MA CHE SARA' CHE COSA T'OFFRIRA' QUEST'ALTRA STORIA QUEST'ALTRA NOVITA'

5 PASSAGGI DAL GIALLO ALLA PALLOTTOLA SPUNTATA E UN CONSIGLIO INNOCENTE

Capitolo 1: Costruiamo

Costruiamo il nostro detective. Prima di tutto dev'essere colto e arguto; possibilmente d'indole pacata. Di nobile stirpe? Ancor meglio. Che sia poi ben vestito, mi sembra il minimo! Voto in osservazione 10/10. Empatia 10/10. Sofisticatezza? Manco a dirlo, 10/10. E vabbè Galanteria Avanzata e Seghe Mentali ossia Logica… 10/10 con lode e bacio accademico.

Questo il nostro uomo.

Agatha Christie

Poi prendiamo un morto. Creiamo una bella storiella attorno al morto, con tanto di scheletri nell'armadio e insomma vicende poco chiare nel suo passato. Mettiamo dentro un numero adeguato di possibili assassini, ma anche ambigui e loschi figuri innocentissimi, poi i bugiardi, i lacchè, gente impomatata e non, lecchini, ed ecco che il nostro super-Sherlock è pronto a intrattenerci per direi un 300 pagine di puro e classico giallo.

Con grandiosa ignoranza a voi il giallo o poliziesco che dir si voglia anni 20/30. Per intenderci quelli degli Agatha Christie, "Ellery Queen", Dorothy L. Sayers, Margery Allingham and company. Direi buona così, non giudico sia chiaro.

Capitolo 2: Voce ai giudicanti!

C'era qualcosa in questo genere del giallo "tradizionale" che non andava particolarmente a genio a due scrittori destinati a fare la storia di un altro genere, che potremmo definire fratello, o forse pecora-nera della famiglia. Sto parlando di Dashiell Hammett e Raymond Chandler.

Raymond Chandler

Per quanto riguarda il primo potremmo definire la posizione dello scrittore della Marilandia, più che giudicante e sprezzante nei confronti del giallo classico, di neutralità. Come a dire tu fai il tuo, io faccio il mio. Per quanto ne sappiamo su questi non si esprime; fa altro. Hammett senza una vera e propria rivoluzione, ma con uno stile totalmente differente da quello canonico del romanzo giallo, di fatto crea un genere o, quanto meno, inizia a dargli una forma, che porterà alla nascita dei polizieschi o Hard-boiled moderni. È oggettivo, cinematografico, imparziale quasi fosse una macchina da presa.
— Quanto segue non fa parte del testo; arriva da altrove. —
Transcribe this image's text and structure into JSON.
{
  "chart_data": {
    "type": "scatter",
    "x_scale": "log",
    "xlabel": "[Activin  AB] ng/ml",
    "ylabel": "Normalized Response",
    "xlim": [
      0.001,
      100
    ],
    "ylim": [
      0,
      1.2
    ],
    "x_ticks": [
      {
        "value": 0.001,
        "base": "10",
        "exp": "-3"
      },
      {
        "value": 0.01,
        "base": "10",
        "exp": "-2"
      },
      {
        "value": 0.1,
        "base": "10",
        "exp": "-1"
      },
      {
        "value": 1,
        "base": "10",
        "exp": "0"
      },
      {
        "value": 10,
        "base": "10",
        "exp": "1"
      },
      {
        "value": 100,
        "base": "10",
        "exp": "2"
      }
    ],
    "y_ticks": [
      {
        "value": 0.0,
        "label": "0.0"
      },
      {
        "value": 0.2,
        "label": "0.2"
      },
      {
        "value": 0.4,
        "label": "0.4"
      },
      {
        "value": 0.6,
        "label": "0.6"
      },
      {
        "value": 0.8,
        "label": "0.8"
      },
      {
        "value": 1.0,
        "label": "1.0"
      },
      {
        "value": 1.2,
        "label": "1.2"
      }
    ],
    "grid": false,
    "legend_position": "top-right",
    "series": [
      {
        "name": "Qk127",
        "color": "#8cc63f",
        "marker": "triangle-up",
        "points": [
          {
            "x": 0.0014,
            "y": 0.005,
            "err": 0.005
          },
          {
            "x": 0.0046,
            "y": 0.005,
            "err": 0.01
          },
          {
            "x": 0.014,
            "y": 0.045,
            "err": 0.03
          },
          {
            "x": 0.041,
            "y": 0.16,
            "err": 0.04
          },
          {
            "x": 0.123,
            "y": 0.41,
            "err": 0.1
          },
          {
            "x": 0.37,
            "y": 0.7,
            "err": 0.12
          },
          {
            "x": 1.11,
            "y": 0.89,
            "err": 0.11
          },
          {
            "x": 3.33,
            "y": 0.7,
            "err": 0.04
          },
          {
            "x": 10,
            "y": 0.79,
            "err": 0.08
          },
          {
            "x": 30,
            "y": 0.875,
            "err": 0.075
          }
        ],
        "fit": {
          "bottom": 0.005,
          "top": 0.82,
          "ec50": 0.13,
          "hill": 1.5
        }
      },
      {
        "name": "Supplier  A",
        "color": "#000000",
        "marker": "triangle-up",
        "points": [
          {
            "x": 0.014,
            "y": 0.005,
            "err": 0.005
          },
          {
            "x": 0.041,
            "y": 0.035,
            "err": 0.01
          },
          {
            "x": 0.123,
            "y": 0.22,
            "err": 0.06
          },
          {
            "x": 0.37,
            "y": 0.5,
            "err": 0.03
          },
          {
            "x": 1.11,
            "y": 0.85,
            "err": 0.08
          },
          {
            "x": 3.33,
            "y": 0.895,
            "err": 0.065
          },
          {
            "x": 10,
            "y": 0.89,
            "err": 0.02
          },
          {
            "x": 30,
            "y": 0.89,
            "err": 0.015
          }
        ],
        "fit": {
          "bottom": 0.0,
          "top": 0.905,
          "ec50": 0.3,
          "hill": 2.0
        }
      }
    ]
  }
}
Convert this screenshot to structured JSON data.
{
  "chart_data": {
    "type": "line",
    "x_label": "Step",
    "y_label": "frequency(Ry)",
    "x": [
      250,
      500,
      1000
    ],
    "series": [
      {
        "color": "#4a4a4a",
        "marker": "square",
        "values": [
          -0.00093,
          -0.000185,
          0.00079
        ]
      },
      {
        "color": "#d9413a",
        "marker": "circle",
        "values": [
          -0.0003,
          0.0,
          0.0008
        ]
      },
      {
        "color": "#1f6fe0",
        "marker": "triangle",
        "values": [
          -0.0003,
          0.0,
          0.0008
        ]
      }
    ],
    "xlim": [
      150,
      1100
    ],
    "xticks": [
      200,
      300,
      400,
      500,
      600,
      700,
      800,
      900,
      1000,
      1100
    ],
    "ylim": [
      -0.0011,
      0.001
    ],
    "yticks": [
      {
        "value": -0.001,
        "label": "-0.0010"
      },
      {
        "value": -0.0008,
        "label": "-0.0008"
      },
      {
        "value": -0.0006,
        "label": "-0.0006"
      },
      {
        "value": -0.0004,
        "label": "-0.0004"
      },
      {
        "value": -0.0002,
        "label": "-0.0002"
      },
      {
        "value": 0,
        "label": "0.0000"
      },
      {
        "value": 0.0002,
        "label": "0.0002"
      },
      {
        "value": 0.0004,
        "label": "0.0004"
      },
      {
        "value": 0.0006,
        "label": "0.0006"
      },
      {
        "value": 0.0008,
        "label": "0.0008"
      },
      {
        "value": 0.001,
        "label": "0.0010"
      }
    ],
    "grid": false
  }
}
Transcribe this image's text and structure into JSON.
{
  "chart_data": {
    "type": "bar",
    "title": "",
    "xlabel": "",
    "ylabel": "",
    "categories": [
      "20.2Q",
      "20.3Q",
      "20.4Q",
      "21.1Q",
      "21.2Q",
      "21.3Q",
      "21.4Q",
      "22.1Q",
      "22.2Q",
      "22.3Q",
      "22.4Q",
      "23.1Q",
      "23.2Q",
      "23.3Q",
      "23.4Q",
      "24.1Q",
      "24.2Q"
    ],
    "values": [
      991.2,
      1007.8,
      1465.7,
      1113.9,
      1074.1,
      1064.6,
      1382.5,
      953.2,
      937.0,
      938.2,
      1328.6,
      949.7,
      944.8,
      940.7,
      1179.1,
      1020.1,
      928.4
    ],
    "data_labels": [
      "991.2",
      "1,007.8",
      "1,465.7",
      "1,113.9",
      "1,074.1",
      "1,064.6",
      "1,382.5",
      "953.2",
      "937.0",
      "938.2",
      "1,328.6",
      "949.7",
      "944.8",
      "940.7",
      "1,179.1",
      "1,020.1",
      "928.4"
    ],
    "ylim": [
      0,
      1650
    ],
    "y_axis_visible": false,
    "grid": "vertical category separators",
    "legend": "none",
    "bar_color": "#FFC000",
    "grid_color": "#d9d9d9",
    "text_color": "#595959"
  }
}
Non si può certo definire imparziale lo schieramento di Raymond Chandler, che proprio contro gli Agatha Christie di turno e il romanzo poliziesco tradizionale, o meglio, per salvarci da questi, scrive "La semplice arte del delitto".

Dice Chandler a riguardo: "Il principale problema del poliziesco tradizionale risiede nel fatto che per farlo approdare alle rive della perfezione, ci vorrebbe un cocktail di dati che non è tanto facile ritrovare in un singolo scrittore". Detto in parole molto povere, di norma gli scrittori dei polizieschi, quanto meno in certi ambiti, cagano fuori dal vasello, anche a livello stilistico aggiungo. Sempre Chandler continua: "Chi sa impostare trame lucide e solide non è poi in grado di fornire personaggi vivaci o dialoghi brillanti. O manca il senso del ritmo o la profondità psicologica".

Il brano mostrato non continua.